Today parallel turns are taught to teach novice skiers the effect of weighting and unweighting their skis.
The parallel turn relies on two dynamics: turning the ski up on its edge and bending it at its center to create an arc.
The skier initiates the turn by moving their knees laterally in the direction of the desired turn. The motion of knees is translated through the calf to the high cuffs on the ski boots, through the boots to the bindings, and then to the skis. This causes the skis to rotate up on their edges, with the skier's weight and the force they put upon them bending the skis at their center into the arc that turns them. To stop the turn the knee is rotated back to the neutral position. While both skis take part, in practice the ski on the outside of the turn is dominant.

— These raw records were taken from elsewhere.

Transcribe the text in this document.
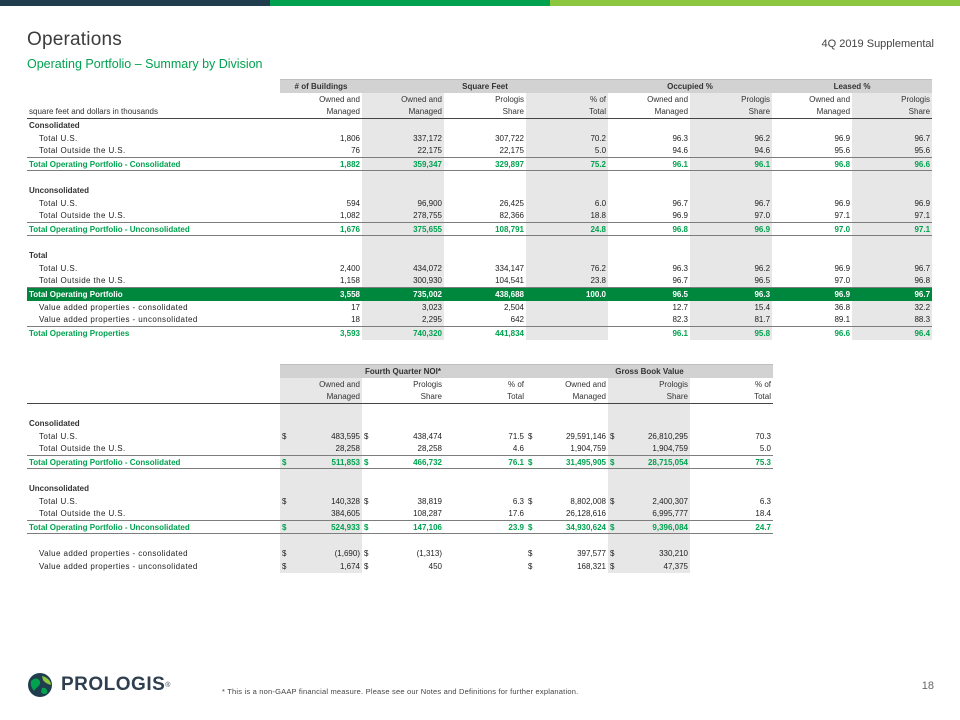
Operations
Operating Portfolio – Summary by Division
4Q 2019 Supplemental
	# of Buildings	Square Feet			Occupied %		Leased %	
	Owned and	Owned and	Prologis	% of	Owned and	Prologis	Owned and	Prologis
square feet and dollars in thousands	Managed	Managed	Share	Total	Managed	Share	Managed	Share
Consolidated								
Total U.S.	1,806	337,172	307,722	70.2	96.3	96.2	96.9	96.7
Total Outside the U.S.	76	22,175	22,175	5.0	94.6	94.6	95.6	95.6
Total Operating Portfolio - Consolidated	1,882	359,347	329,897	75.2	96.1	96.1	96.8	96.6

Unconsolidated								
Total U.S.	594	96,900	26,425	6.0	96.7	96.7	96.9	96.9
Total Outside the U.S.	1,082	278,755	82,366	18.8	96.9	97.0	97.1	97.1
Total Operating Portfolio - Unconsolidated	1,676	375,655	108,791	24.8	96.8	96.9	97.0	97.1

Total								
Total U.S.	2,400	434,072	334,147	76.2	96.3	96.2	96.9	96.7
Total Outside the U.S.	1,158	300,930	104,541	23.8	96.7	96.5	97.0	96.8
Total Operating Portfolio	3,558	735,002	438,688	100.0	96.5	96.3	96.9	96.7
Value added properties - consolidated	17	3,023	2,504		12.7	15.4	36.8	32.2
Value added properties - unconsolidated	18	2,295	642		82.3	81.7	89.1	88.3
Total Operating Properties	3,593	740,320	441,834		96.1	95.8	96.6	96.4
	Fourth Quarter NOI*			Gross Book Value		
	Owned and	Prologis	% of	Owned and	Prologis	% of
	Managed	Share	Total	Managed	Share	Total

Consolidated						
Total U.S.	$ 483,595	$ 438,474	71.5	$ 29,591,146	$ 26,810,295	70.3
Total Outside the U.S.	28,258	28,258	4.6	1,904,759	1,904,759	5.0
Total Operating Portfolio - Consolidated	$ 511,853	$ 466,732	76.1	$ 31,495,905	$ 28,715,054	75.3

Unconsolidated						
Total U.S.	$ 140,328	$ 38,819	6.3	$ 8,802,008	$ 2,400,307	6.3
Total Outside the U.S.	384,605	108,287	17.6	26,128,616	6,995,777	18.4
Total Operating Portfolio - Unconsolidated	$ 524,933	$ 147,106	23.9	$ 34,930,624	$ 9,396,084	24.7

Value added properties - consolidated	$ (1,690)	$ (1,313)		$ 397,577	$ 330,210	

Value added properties - unconsolidated	$ 1,674	$ 450		$ 168,321	$ 47,375	

PROLOGIS ®
* This is a non-GAAP financial measure. Please see our Notes and Definitions for further explanation.	18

Moving the legs to the side shifts the center of gravity, compensated for by moving the hips in the opposite direction. The effect is to keep the skier's upper body upright while the lower torso and legs shift side-to-side. The skier pressures the front of their skis to keep the fore-and-aft center of gravity of the skier's mass over their toes.
The parallel turn can be improved through dynamic "weighting". Turns are often linked in a series of continual arcs, one direction then the other. Lifting the body through the middle of the switch partially releases the skis arcs, easing the transition to the opposite direction.
Traditionally construction techniques produced skis with limited torsional strength. The minimal sidecut this permitted resulted in parallel turns of limited radius. Consequently, paralleling and stemming were mixed together depending on the situation. Often turns would be initiated parallel then evolve into stemming to create greater turning power - at the expense of both speed and increased effort.
In the 1990s skis were progressively widened at the tips and tails relative to the waist. Applying an edge of these "shaped" or "parabolic" skis brings a curved surface to the snow, resulting in a carve turn.